November 8 (Twenty-fourth Sunday after Pentecost, Twenty-second Sunday in Ordinary Time—Proper 27). If you do a fall musical with children, youth, or an intergenerational cast, consider “The Song of Ruth.” Individual songs could be used (see above) earlier and the whole musical presented on this day. Preview copies are now available from Hymns Etc., and for an additional fee, permission is granted to reproduce it in quantities needed for performance.
November 15 (Twenty-fifth Sunday after Pentecost, Twenty-third Sunday in Ordinary Time—Proper 28).
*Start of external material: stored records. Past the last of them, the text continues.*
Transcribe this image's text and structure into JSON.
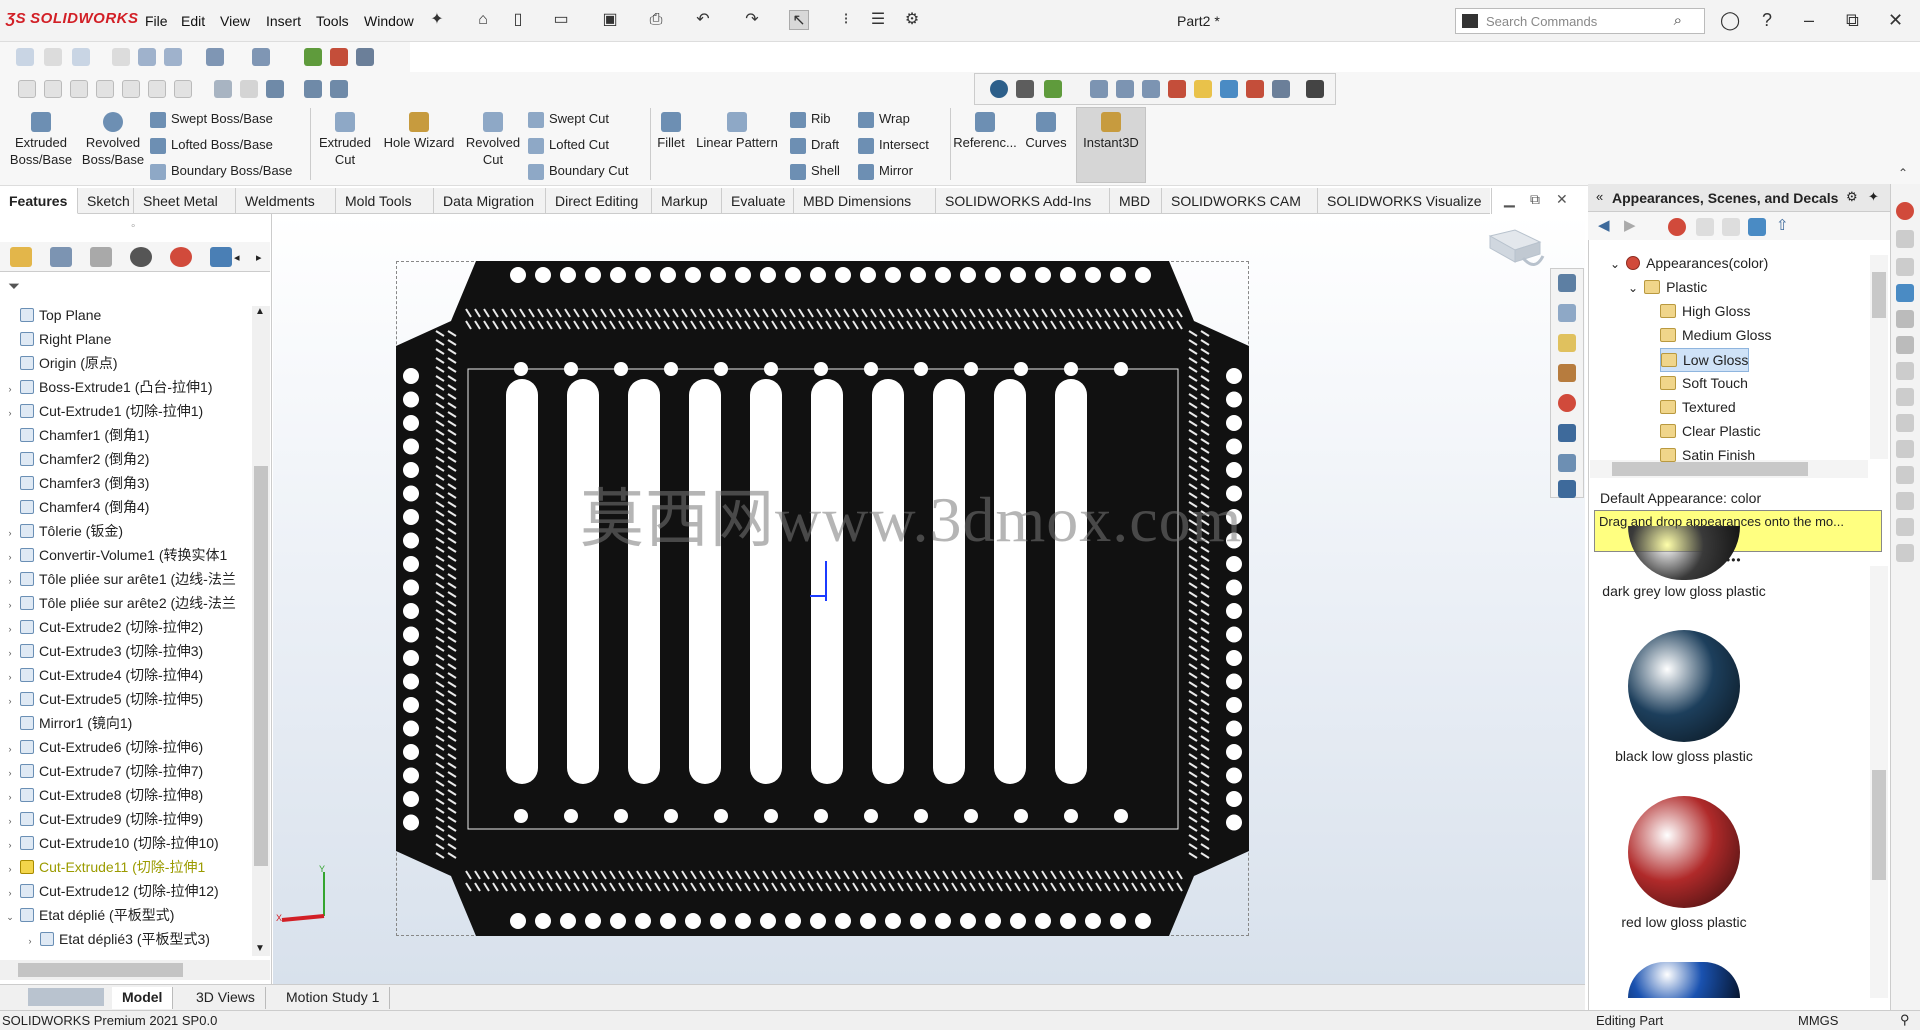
{
  "app": {
    "brand": "SOLIDWORKS",
    "doc_title": "Part2 *"
  },
  "menu": [
    "File",
    "Edit",
    "View",
    "Insert",
    "Tools",
    "Window"
  ],
  "search": {
    "placeholder": "Search Commands"
  },
  "window_controls": {
    "minimize": "–",
    "restore": "⧉",
    "close": "✕"
  },
  "commands": {
    "extruded_boss": "Extruded Boss/Base",
    "revolved_boss": "Revolved Boss/Base",
    "swept_boss": "Swept Boss/Base",
    "lofted_boss": "Lofted Boss/Base",
    "boundary_boss": "Boundary Boss/Base",
    "extruded_cut": "Extruded Cut",
    "hole_wizard": "Hole Wizard",
    "revolved_cut": "Revolved Cut",
    "swept_cut": "Swept Cut",
    "lofted_cut": "Lofted Cut",
    "boundary_cut": "Boundary Cut",
    "fillet": "Fillet",
    "linear_pattern": "Linear Pattern",
    "rib": "Rib",
    "draft": "Draft",
    "shell": "Shell",
    "wrap": "Wrap",
    "intersect": "Intersect",
    "mirror": "Mirror",
    "reference": "Referenc...",
    "curves": "Curves",
    "instant3d": "Instant3D"
  },
  "tabs": [
    "Features",
    "Sketch",
    "Sheet Metal",
    "Weldments",
    "Mold Tools",
    "Data Migration",
    "Direct Editing",
    "Markup",
    "Evaluate",
    "MBD Dimensions",
    "SOLIDWORKS Add-Ins",
    "MBD",
    "SOLIDWORKS CAM",
    "SOLIDWORKS Visualize"
  ],
  "tree": [
    {
      "label": "Top Plane",
      "expand": ""
    },
    {
      "label": "Right Plane",
      "expand": ""
    },
    {
      "label": "Origin (原点)",
      "expand": ""
    },
    {
      "label": "Boss-Extrude1 (凸台-拉伸1)",
      "expand": "›"
    },
    {
      "label": "Cut-Extrude1 (切除-拉伸1)",
      "expand": "›"
    },
    {
      "label": "Chamfer1 (倒角1)",
      "expand": ""
    },
    {
      "label": "Chamfer2 (倒角2)",
      "expand": ""
    },
    {
      "label": "Chamfer3 (倒角3)",
      "expand": ""
    },
    {
      "label": "Chamfer4 (倒角4)",
      "expand": ""
    },
    {
      "label": "Tôlerie (钣金)",
      "expand": "›"
    },
    {
      "label": "Convertir-Volume1 (转换实体1",
      "expand": "›"
    },
    {
      "label": "Tôle pliée sur arête1 (边线-法兰",
      "expand": "›"
    },
    {
      "label": "Tôle pliée sur arête2 (边线-法兰",
      "expand": "›"
    },
    {
      "label": "Cut-Extrude2 (切除-拉伸2)",
      "expand": "›"
    },
    {
      "label": "Cut-Extrude3 (切除-拉伸3)",
      "expand": "›"
    },
    {
      "label": "Cut-Extrude4 (切除-拉伸4)",
      "expand": "›"
    },
    {
      "label": "Cut-Extrude5 (切除-拉伸5)",
      "expand": "›"
    },
    {
      "label": "Mirror1 (镜向1)",
      "expand": ""
    },
    {
      "label": "Cut-Extrude6 (切除-拉伸6)",
      "expand": "›"
    },
    {
      "label": "Cut-Extrude7 (切除-拉伸7)",
      "expand": "›"
    },
    {
      "label": "Cut-Extrude8 (切除-拉伸8)",
      "expand": "›"
    },
    {
      "label": "Cut-Extrude9 (切除-拉伸9)",
      "expand": "›"
    },
    {
      "label": "Cut-Extrude10 (切除-拉伸10)",
      "expand": "›"
    },
    {
      "label": "Cut-Extrude11 (切除-拉伸1",
      "expand": "›",
      "warn": true
    },
    {
      "label": "Cut-Extrude12 (切除-拉伸12)",
      "expand": "›"
    },
    {
      "label": "Etat déplié (平板型式)",
      "expand": "⌄"
    },
    {
      "label": "Etat déplié3 (平板型式3)",
      "expand": "›"
    }
  ],
  "watermark": "莫西网www.3dmox.com",
  "right_panel": {
    "title": "Appearances, Scenes, and Decals",
    "tree": [
      {
        "label": "Appearances(color)"
      },
      {
        "label": "Plastic"
      },
      {
        "label": "High Gloss"
      },
      {
        "label": "Medium Gloss"
      },
      {
        "label": "Low Gloss",
        "selected": true
      },
      {
        "label": "Soft Touch"
      },
      {
        "label": "Textured"
      },
      {
        "label": "Clear Plastic"
      },
      {
        "label": "Satin Finish"
      }
    ],
    "default_appearance": "Default Appearance: color",
    "tip": "Drag and drop appearances onto the mo...",
    "swatches": [
      {
        "label": "dark grey low gloss plastic",
        "color": "#3a3a3a"
      },
      {
        "label": "black low gloss plastic",
        "color": "#1d3f5c"
      },
      {
        "label": "red low gloss plastic",
        "color": "#b02a2a"
      },
      {
        "label": "",
        "color": "#1a52b0"
      }
    ]
  },
  "bottom_tabs": [
    "Model",
    "3D Views",
    "Motion Study 1"
  ],
  "status": {
    "left": "SOLIDWORKS Premium 2021 SP0.0",
    "editing": "Editing Part",
    "units": "MMGS"
  }
}
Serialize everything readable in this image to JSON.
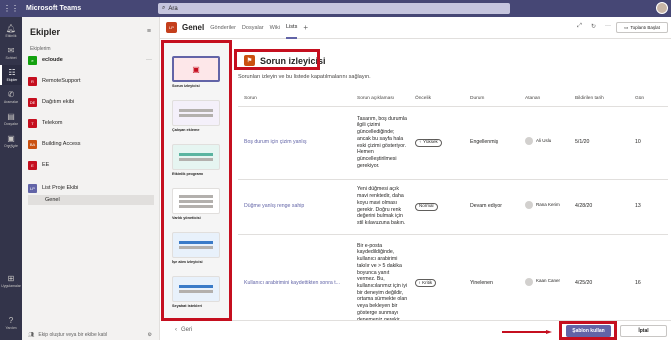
{
  "app": {
    "name": "Microsoft Teams",
    "search_value": "Ara",
    "accent": "#464775",
    "brand": "#6264a7"
  },
  "rail": [
    {
      "icon": "bell-icon",
      "label": "Etkinlik"
    },
    {
      "icon": "chat-icon",
      "label": "Sohbet"
    },
    {
      "icon": "teams-icon",
      "label": "Ekipler"
    },
    {
      "icon": "calls-icon",
      "label": "Aramalar"
    },
    {
      "icon": "files-icon",
      "label": "Dosyalar"
    },
    {
      "icon": "onenote-icon",
      "label": "OneNote"
    },
    {
      "icon": "apps-icon",
      "label": "Uygulamalar"
    },
    {
      "icon": "help-icon",
      "label": "Yardım"
    }
  ],
  "teams_panel": {
    "title": "Ekipler",
    "section": "Ekiplerim",
    "teams": [
      {
        "initials": "e",
        "name": "ecloude",
        "color": "#13a10e",
        "bold": true
      },
      {
        "initials": "R",
        "name": "RemoteSupport",
        "color": "#c50f1f",
        "bold": false
      },
      {
        "initials": "DE",
        "name": "Dağıtım ekibi",
        "color": "#c50f1f",
        "bold": false
      },
      {
        "initials": "T",
        "name": "Telekom",
        "color": "#c50f1f",
        "bold": false
      },
      {
        "initials": "BA",
        "name": "Building Access",
        "color": "#ca5010",
        "bold": false
      },
      {
        "initials": "E",
        "name": "EE",
        "color": "#c50f1f",
        "bold": false
      },
      {
        "initials": "LP",
        "name": "List Proje Ekibi",
        "color": "#6264a7",
        "bold": false
      }
    ],
    "channel": "Genel",
    "footer": "Ekip oluştur veya bir ekibe katıl"
  },
  "channel_header": {
    "logo": "LP",
    "title": "Genel",
    "tabs": [
      "Gönderiler",
      "Dosyalar",
      "Wiki",
      "Lists"
    ],
    "active_tab": "Lists",
    "meeting_button": "Toplantı Başlat"
  },
  "templates": [
    {
      "label": "Sorun izleyicisi",
      "selected": true
    },
    {
      "label": "Çalışan ekleme",
      "selected": false
    },
    {
      "label": "Etkinlik programı",
      "selected": false
    },
    {
      "label": "Varlık yöneticisi",
      "selected": false
    },
    {
      "label": "İşe alım izleyicisi",
      "selected": false
    },
    {
      "label": "Seyahat istekleri",
      "selected": false
    }
  ],
  "detail": {
    "title": "Sorun izleyicisi",
    "description": "Sorunları izleyin ve bu listede kapatılmalarını sağlayın.",
    "columns": [
      "Sorun",
      "Sorun açıklaması",
      "Öncelik",
      "Durum",
      "Atanan",
      "Bildirilen tarih",
      "Gün"
    ],
    "rows": [
      {
        "issue": "Boş durum için çizim yanlış",
        "desc": "Tasarım, boş durumla ilgili çizimi güncellediğinde; ancak bu sayfa hala eski çizimi gösteriyor. Hemen güncelleştirilmesi gerekiyor.",
        "priority": "Yüksek",
        "status": "Engellenmiş",
        "assignee": "Ali Uslu",
        "date": "5/1/20",
        "days": "10"
      },
      {
        "issue": "Düğme yanlış renge sahip",
        "desc": "Yeni düğmesi açık mavi renktedir, daha koyu mavi olması gerekir. Doğru renk değerini bulmak için stil kılavuzuna bakın.",
        "priority": "Normal",
        "status": "Devam ediyor",
        "assignee": "Rana Kerim",
        "date": "4/28/20",
        "days": "13"
      },
      {
        "issue": "Kullanıcı arabirimini kaydettikten sonra t...",
        "desc": "Bir e-posta kaydedildiğinde, kullanıcı arabirimi takılır ve > 5 dakika boyunca yanıt vermez. Bu, kullanıcılarımız için iyi bir deneyim değildir, ortama sürmekte olan veya bekleyen bir gösterge sunmayı denemeniz gerekir.",
        "priority": "Kritik",
        "status": "Yinelenen",
        "assignee": "Kaan Caner",
        "date": "4/25/20",
        "days": "16"
      }
    ]
  },
  "footer": {
    "back": "Geri",
    "use_template": "Şablon kullan",
    "cancel": "İptal"
  }
}
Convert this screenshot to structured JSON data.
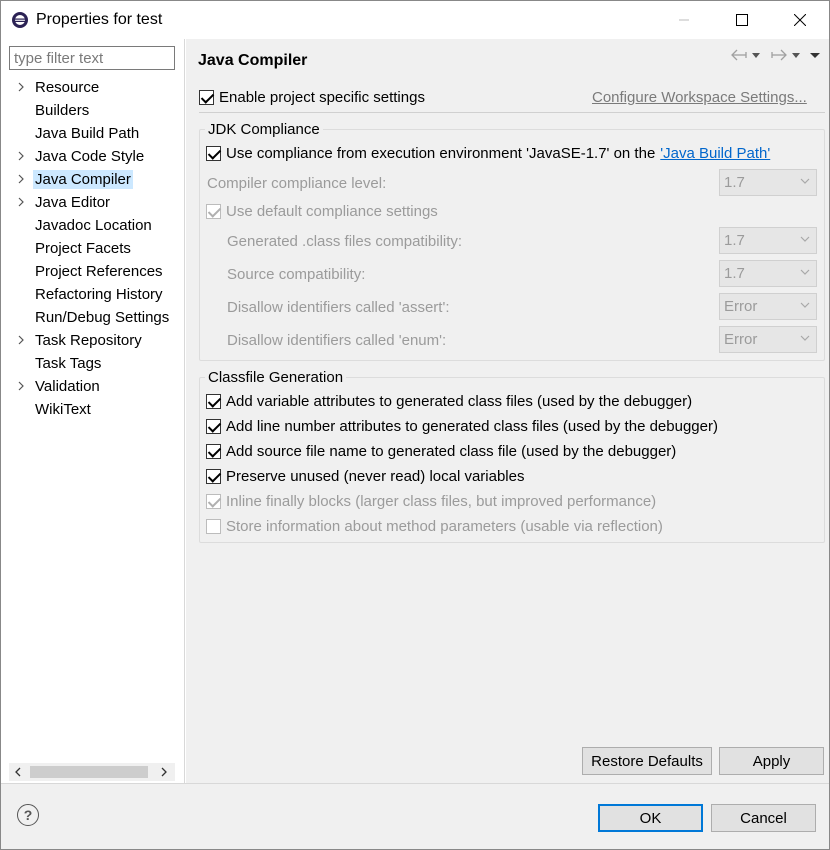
{
  "window": {
    "title": "Properties for test"
  },
  "filter": {
    "placeholder": "type filter text"
  },
  "tree": {
    "items": [
      {
        "label": "Resource",
        "expandable": true,
        "selected": false
      },
      {
        "label": "Builders",
        "expandable": false,
        "selected": false
      },
      {
        "label": "Java Build Path",
        "expandable": false,
        "selected": false
      },
      {
        "label": "Java Code Style",
        "expandable": true,
        "selected": false
      },
      {
        "label": "Java Compiler",
        "expandable": true,
        "selected": true
      },
      {
        "label": "Java Editor",
        "expandable": true,
        "selected": false
      },
      {
        "label": "Javadoc Location",
        "expandable": false,
        "selected": false
      },
      {
        "label": "Project Facets",
        "expandable": false,
        "selected": false
      },
      {
        "label": "Project References",
        "expandable": false,
        "selected": false
      },
      {
        "label": "Refactoring History",
        "expandable": false,
        "selected": false
      },
      {
        "label": "Run/Debug Settings",
        "expandable": false,
        "selected": false
      },
      {
        "label": "Task Repository",
        "expandable": true,
        "selected": false
      },
      {
        "label": "Task Tags",
        "expandable": false,
        "selected": false
      },
      {
        "label": "Validation",
        "expandable": true,
        "selected": false
      },
      {
        "label": "WikiText",
        "expandable": false,
        "selected": false
      }
    ]
  },
  "page": {
    "title": "Java Compiler",
    "enable_project_specific": {
      "label": "Enable project specific settings",
      "checked": true
    },
    "configure_workspace_link": "Configure Workspace Settings..."
  },
  "jdk": {
    "legend": "JDK Compliance",
    "use_compliance": {
      "label_prefix": "Use compliance from execution environment 'JavaSE-1.7' on the",
      "link": "'Java Build Path'",
      "checked": true
    },
    "compliance_level": {
      "label": "Compiler compliance level:",
      "value": "1.7"
    },
    "use_default": {
      "label": "Use default compliance settings",
      "checked": true
    },
    "generated_class": {
      "label": "Generated .class files compatibility:",
      "value": "1.7"
    },
    "source_compat": {
      "label": "Source compatibility:",
      "value": "1.7"
    },
    "disallow_assert": {
      "label": "Disallow identifiers called 'assert':",
      "value": "Error"
    },
    "disallow_enum": {
      "label": "Disallow identifiers called 'enum':",
      "value": "Error"
    }
  },
  "classfile": {
    "legend": "Classfile Generation",
    "options": [
      {
        "label": "Add variable attributes to generated class files (used by the debugger)",
        "checked": true,
        "enabled": true
      },
      {
        "label": "Add line number attributes to generated class files (used by the debugger)",
        "checked": true,
        "enabled": true
      },
      {
        "label": "Add source file name to generated class file (used by the debugger)",
        "checked": true,
        "enabled": true
      },
      {
        "label": "Preserve unused (never read) local variables",
        "checked": true,
        "enabled": true
      },
      {
        "label": "Inline finally blocks (larger class files, but improved performance)",
        "checked": true,
        "enabled": false
      },
      {
        "label": "Store information about method parameters (usable via reflection)",
        "checked": false,
        "enabled": false
      }
    ]
  },
  "buttons": {
    "restore_defaults": "Restore Defaults",
    "apply": "Apply",
    "ok": "OK",
    "cancel": "Cancel",
    "help": "?"
  }
}
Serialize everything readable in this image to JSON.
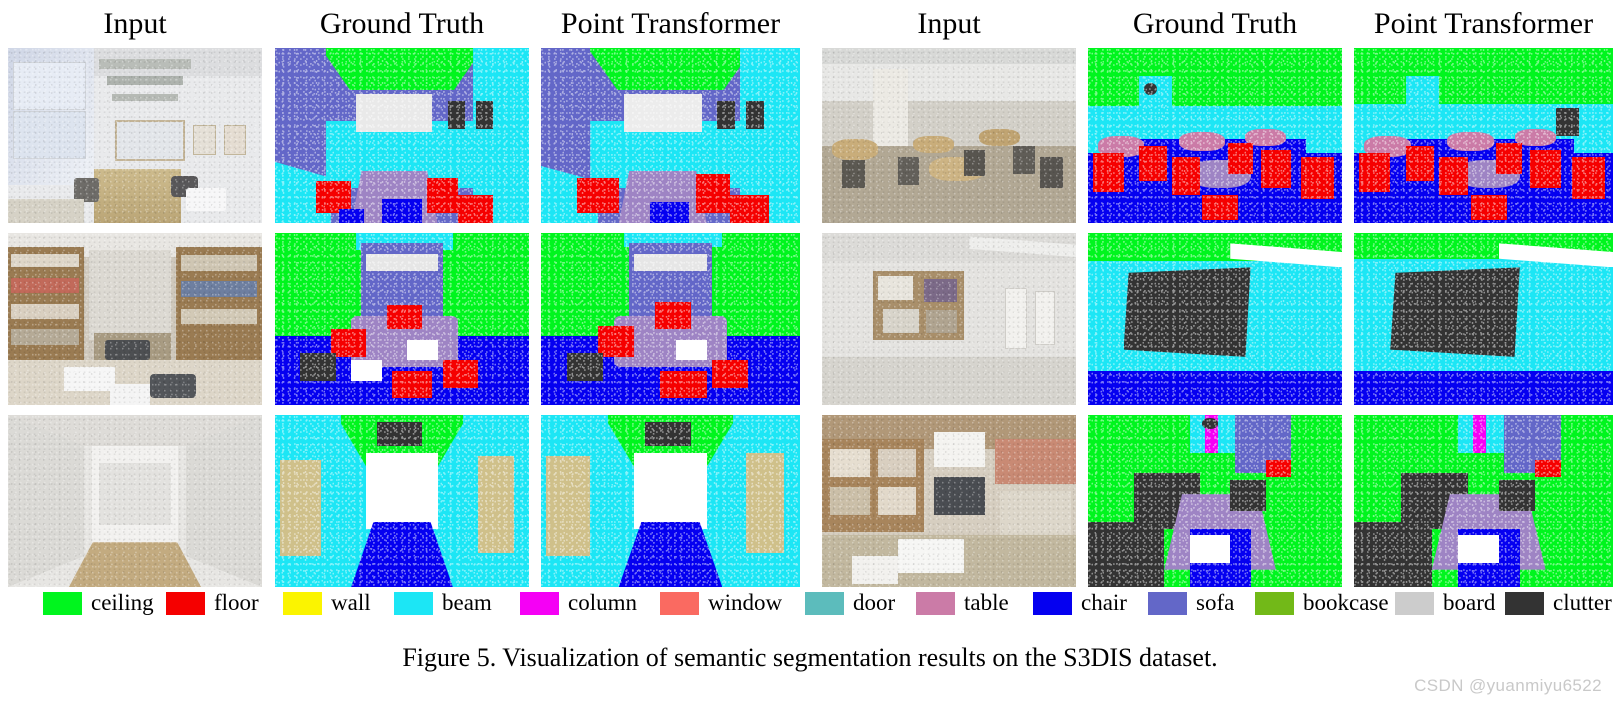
{
  "figure": {
    "caption": "Figure 5. Visualization of semantic segmentation results on the S3DIS dataset.",
    "watermark": "CSDN @yuanmiyu6522"
  },
  "columns": [
    {
      "label": "Input"
    },
    {
      "label": "Ground Truth"
    },
    {
      "label": "Point Transformer"
    },
    {
      "label": "Input"
    },
    {
      "label": "Ground Truth"
    },
    {
      "label": "Point Transformer"
    }
  ],
  "legend": {
    "items": [
      {
        "label": "ceiling",
        "color": "#00f51e"
      },
      {
        "label": "floor",
        "color": "#f50000"
      },
      {
        "label": "wall",
        "color": "#fbf400"
      },
      {
        "label": "beam",
        "color": "#1ce6f5"
      },
      {
        "label": "column",
        "color": "#f500f5"
      },
      {
        "label": "window",
        "color": "#fa6a61"
      },
      {
        "label": "door",
        "color": "#5cbcbc"
      },
      {
        "label": "table",
        "color": "#cb7ba7"
      },
      {
        "label": "chair",
        "color": "#0500f0"
      },
      {
        "label": "sofa",
        "color": "#6367c8"
      },
      {
        "label": "bookcase",
        "color": "#72b918"
      },
      {
        "label": "board",
        "color": "#cccccc"
      },
      {
        "label": "clutter",
        "color": "#333333"
      }
    ]
  },
  "panels": {
    "r1c1_input": "office room photo point cloud with windows on left, table, whiteboard",
    "r1c2_gt": "ground truth segmentation of office room",
    "r1c3_pt": "point transformer segmentation of office room",
    "r1c4_input": "open lounge area photo point cloud with tables and chairs",
    "r1c5_gt": "ground truth segmentation of lounge",
    "r1c6_pt": "point transformer segmentation of lounge",
    "r2c1_input": "library room photo point cloud with bookshelves and desk",
    "r2c2_gt": "ground truth segmentation of library",
    "r2c3_pt": "point transformer segmentation of library",
    "r2c4_input": "hallway photo point cloud with bulletin board",
    "r2c5_gt": "ground truth segmentation of hallway",
    "r2c6_pt": "point transformer segmentation of hallway",
    "r3c1_input": "corridor photo point cloud",
    "r3c2_gt": "ground truth segmentation of corridor",
    "r3c3_pt": "point transformer segmentation of corridor",
    "r3c4_input": "storage room photo point cloud with shelves and boxes",
    "r3c5_gt": "ground truth segmentation of storage room",
    "r3c6_pt": "point transformer segmentation of storage room"
  }
}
The second stanza of our hymn, “A Mother Lined A Basket” (WEST MAIN), is based on the story of Hannah and Samuel. It is included in our collection, Time Now to Gather: New Hymns for the Church Family (Abingdon Press), and also in the Community of Christ Sings hymnal (Herald Publishing House) and the supplements, The Faith We Sing (Abingdon Press) and Sing the Faith (Geneva Press). Choristers Guild has an anthem setting of the hymn for children under the title “Love Enough to Give” (CGA808).
November 22 (Reign of Christ and Thanksgiving Sunday). Our hymn, “The Kingdom We Inherited” (PLACERVILLE) is based on the Gospel reading in John 18:33-37. It can be found in Come Away with Me: A Collection of Original Hymns (Abingdon Press). If you have an interfaith Thanksgiving service, you may also want to sing “Now Thank We All Our God” (NUN DANKET), replacing the third stanza with two alternate stanzas Mary has written for such occasions. The text will be included in our new collection, Faith That Lets Us Sing (Leupold Editions), but will also appear in Mary’s hymn interpretation in the Fall 2015 issue of THE HYMN.
November 29 (First Sunday of Advent). Psalm 25:1-10 is a prayer for God’s guidance. Our hymn, “Like Ancient People on a Quest” (MITAKUYE OYASIN), uses the concept of the Lakota vision quest in a similar prayer for the traditional values of wisdom, courage, generosity, and respect. The hymn is included in our collection, The Song Lingers On (Zimbel Press), along with an explanation of the Lakota imagery used in the text. John’s simple tune could be supported with a flute, drum shakers, and wrist bells.
December 20 (Fourth Sunday of Advent). Hymns about Mary and Elizabeth are hard to find. Take a look at “One Was Old, Another Barren” (GOD’S PROMISES) from our collection, Time Now to Gather: New Hymns for the Church Family (Abingdon Press). It speaks of Sarah (old), Elizabeth (barren), who believed the promises they had from God.
December 24 (Christmas Eve). “One Holy Night in Bethlehem” (WHISTLER’S TUNE) is a good hymn to sing on Christmas Eve. It is found in our Time Now to Gather, and in the hymn supplements, The Faith We Sing (Abingdon Press) and Sing the Faith (Geneva Press). Abingdon also published an anthem setting of this hymn for combined choirs (children, youth, and SATB).
December 27 (First Sunday after Christmas). Consider choosing our hymn, “Behold the Lamb of God” (KENSINGTON), using stanzas 1 and 14 with stanza 3 that refers to the story of Jesus talking with the elders in the Temple. The tune and its refrain are memorable, and once learned can be used with one or more of the other stanzas based on the liturgical year from now through Easter. The hymn is included in the hymnal, Lift Up Your Hearts: Psalms, Hymns, and Spiritual Songs (Faith Alive Christian Resources), and the supplement, Singing Our Savior’s Story: A Congregational Song Supplement for the Christian Year, Hymn Texts since 1990 (GIA).